Outils pour l'Analyse Dynamique et la mise au Point de
Programmes avec Contraintes
Classical examples
Balanced Incomplete Block Design (BIBD)
Problem description (see CSPLib : prob28) :
Balanced Incomplete Block Design (BIBD) generation is a standard
combinatorial problem from design theory, originally used in the
design of statistical experiments but since finding other applications
such as cryptography. It is a special case of Block Design, which
also includes Latin Square problems.
BIBD generation is described in most standard textbooks on
combinatorics. A BIBD is defined as an arrangement of v distinct
objects into b blocks such that each block contains exactly k
distinct objects, each object occurs in exactly r different blocks,
and every two distinct objects occur together in exactly lambda
blocks. Another way of defining a BIBD is in terms of its
incidence matrix, which is a v by b binary matrix with
exactly r ones per row, k ones per column, and with a scalar product
of lambda between any pair of distinct rows. A BIBD is therefore
specified by its parameters (v,b,r,k,lambda).
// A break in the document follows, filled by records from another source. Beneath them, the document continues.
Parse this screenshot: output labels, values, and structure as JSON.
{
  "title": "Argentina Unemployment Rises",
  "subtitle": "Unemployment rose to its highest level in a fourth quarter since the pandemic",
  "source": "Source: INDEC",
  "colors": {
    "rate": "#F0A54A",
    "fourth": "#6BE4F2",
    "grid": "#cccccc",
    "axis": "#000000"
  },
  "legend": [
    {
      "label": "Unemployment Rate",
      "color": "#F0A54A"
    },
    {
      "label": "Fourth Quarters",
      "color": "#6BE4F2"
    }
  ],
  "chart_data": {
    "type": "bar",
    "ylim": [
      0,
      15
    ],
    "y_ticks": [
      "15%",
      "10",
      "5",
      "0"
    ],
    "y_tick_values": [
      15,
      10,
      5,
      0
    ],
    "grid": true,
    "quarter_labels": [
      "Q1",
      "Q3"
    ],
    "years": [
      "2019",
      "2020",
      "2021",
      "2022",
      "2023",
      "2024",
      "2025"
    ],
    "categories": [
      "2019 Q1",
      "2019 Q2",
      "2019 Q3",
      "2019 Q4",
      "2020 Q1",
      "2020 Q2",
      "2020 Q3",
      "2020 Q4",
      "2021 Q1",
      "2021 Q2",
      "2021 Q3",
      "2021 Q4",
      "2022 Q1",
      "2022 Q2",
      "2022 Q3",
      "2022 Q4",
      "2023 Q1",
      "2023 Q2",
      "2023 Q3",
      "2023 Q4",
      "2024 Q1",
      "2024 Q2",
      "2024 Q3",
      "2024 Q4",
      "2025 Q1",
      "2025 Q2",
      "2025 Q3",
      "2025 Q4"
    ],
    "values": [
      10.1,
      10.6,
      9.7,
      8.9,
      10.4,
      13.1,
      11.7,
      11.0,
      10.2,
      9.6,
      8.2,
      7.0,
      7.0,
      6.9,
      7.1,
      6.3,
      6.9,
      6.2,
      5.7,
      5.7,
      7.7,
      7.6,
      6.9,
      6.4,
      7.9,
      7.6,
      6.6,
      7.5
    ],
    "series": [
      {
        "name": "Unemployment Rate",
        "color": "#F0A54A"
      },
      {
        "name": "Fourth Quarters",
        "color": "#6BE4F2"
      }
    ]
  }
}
An example of a
solution for (7,7,3,3,1) is:
0 1 1 0 0 1 0
1 0 1 0 1 0 0
0 0 1 1 0 0 1
1 1 0 0 0 0 1
0 0 0 0 1 1 1
1 0 0 1 0 1 0
0 1 0 1 1 0 0
Interest : This problem and its modelisation are simple but the resolution is
very complex and contains a lot of symmetries.
Sources :
Model :
The matrix is a list of v objects which are itself a list of b blocks. Each element of the matrix have the value 0 if the object no belongs to the block and 1 otherwise.
Source code :
The code is in GNU-Prolog.
Main predicat : bibd/5 (for instance bibd(Solution,V,B,R,K,Lambda), with V,B,R,K,Lambda instancied, Solution is the solution as lists of lists of 0 and 1 like above).
Help predicat : findInstance/1 helps to find some instance of bibd problem which has
solution. Indeed some necessary conditions are known :
r.v=b.k
lambda.(v-1)=r.(k-1)
b>=v
Two models are implemented. The first one with scalar product constraints which
generate a lot of new variables and auxiliar constraints (for the product
scalar [X1,X2...].[Y1,Y2..]#=Lambda, the algoritm generates intermediate
constraints X1.Y1#=Z1, X2.Y2#=Z2, ..., PS#=Z1+Z2 ...). The second uses the
global constraint fd_cardinality/2. For switch from to other it just
necessary to comment an appropriate line (see code).
Codeine trace :
First model :
bibd(R,3,6,4,2,2)(119k): all solutions, small instance.
bibd(R,4,6,3,2,1)(1.1M): all solutions, high instance.
Second model :
bibd(R,3,6,4,2,2)(132k): all solutions, small instance.
bibd(R,4,6,3,2,1)(1.3M): all solutions, high instance.